From the Eyes of a Student

30 01 2017

Friday was our first staff conference day for the year. It had been suggested that we wear joggers in case we ended up in the sport group. We were to enrol in two sessions from a choice of four-drama, dance, food and sport. 25 in each group each session, first in best dressed.

It transpired that once we had our instructions and time to clarify our queries we were not to speak English until the end of the second sesssion, including moving between sessions. The sessions were about an hour in duration. We were allowed to draw what we wanted to communicate and we could use mobile devices.

The chosen language for instruction was Spanish as apparently the staff had least familiarity with that language.

I went to Food which entailed making a recipe.

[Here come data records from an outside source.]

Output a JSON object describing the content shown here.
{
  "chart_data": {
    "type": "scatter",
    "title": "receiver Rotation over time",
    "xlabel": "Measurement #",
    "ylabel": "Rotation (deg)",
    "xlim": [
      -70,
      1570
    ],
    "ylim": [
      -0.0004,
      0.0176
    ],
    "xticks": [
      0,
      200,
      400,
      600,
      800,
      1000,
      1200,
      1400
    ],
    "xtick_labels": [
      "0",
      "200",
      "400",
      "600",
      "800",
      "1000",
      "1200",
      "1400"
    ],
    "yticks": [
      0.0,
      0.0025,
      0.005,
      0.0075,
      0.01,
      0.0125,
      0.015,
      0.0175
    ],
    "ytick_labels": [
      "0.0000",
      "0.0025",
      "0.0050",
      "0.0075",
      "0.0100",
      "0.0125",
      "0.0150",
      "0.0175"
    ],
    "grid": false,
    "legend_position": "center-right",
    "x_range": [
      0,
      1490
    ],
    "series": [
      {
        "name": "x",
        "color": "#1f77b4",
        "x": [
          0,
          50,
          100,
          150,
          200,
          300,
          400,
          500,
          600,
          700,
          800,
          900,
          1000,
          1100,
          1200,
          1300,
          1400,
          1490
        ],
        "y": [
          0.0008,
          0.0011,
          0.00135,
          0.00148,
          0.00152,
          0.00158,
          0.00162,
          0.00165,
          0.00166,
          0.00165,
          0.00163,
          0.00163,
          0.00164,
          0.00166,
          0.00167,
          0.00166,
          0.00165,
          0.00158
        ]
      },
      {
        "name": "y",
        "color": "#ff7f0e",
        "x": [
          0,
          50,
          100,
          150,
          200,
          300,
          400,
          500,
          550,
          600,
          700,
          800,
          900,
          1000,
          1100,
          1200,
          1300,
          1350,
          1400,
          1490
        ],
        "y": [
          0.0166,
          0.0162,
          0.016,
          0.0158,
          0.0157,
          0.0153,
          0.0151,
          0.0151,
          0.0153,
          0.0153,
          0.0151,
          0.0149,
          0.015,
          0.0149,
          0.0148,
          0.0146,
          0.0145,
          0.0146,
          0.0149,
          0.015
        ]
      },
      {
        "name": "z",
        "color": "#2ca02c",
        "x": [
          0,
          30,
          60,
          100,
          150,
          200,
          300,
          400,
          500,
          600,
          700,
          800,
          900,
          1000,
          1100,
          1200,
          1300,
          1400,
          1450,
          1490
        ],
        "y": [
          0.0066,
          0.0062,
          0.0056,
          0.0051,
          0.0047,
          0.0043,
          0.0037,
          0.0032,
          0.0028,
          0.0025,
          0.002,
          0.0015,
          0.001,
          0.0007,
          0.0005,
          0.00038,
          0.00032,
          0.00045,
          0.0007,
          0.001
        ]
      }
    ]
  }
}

The teacher demonstrated well and although I didn’t really know what she was saying, I knew what I had to do. She did repeat the names of the ingredients so I was able to learn 4 or 5 words that session. The resulting frittata was rather delicious to eat. The development of Spanish sounding English words  by those around me was rather rife.

Off to Sport. Here there was a handout and the major component of the lesson was to go through a series of bingo games, in teams of two or three, to get different answers to each question. Here Google Translate was a great assistance. Also, as the words were written and we could annotate with the translation, we had notes for future reference and revision. At the end of the session the teacher went through the answers. It seemed that there were two different sets of notes which made it hard to follow and hence learn.

All in all, we were thrown back into the shoes of a student. It was a valuable experience to make us more empathetic to the student and to make us more aware of strategies to support the learner – writing important words/points on the board, repeating important words/points, giving notes to annotate and allowing devices to translate/summarise. For Mathematics the latter is probably a formula sheet or perhaps we should get into the habit of developing a topic handout of one example of each question type per topic. I’m still thinking through the experience.

In the debrief session which followed we discussed our reactions and then were asked who was prepared to get up and say a sentence of Spanish. The chosen volunteer had a family background of previous exposure. To me, this reinforced the circular curriculum where we introduce a topic in stage 4, add to it in stage 5 after revising the main facts and similarly further knowledge in stage 6. The challenge is to revise for those needing it and not to bore those with good retention. Even so, those who have good retention have often forgotten one fact which is pertinent to future high mastery. How can we efficiently meet the individual needs of each student whilst maintaining enthusiasm and motivating the student to yearn to learn as much as possible. An enthusiasm for lifelong learning is paramount. It has to become a habit which is enjoyed and sought.

A very worthwhile experience and most relevant, as we continue to develop our strategies to best help every student in our classes.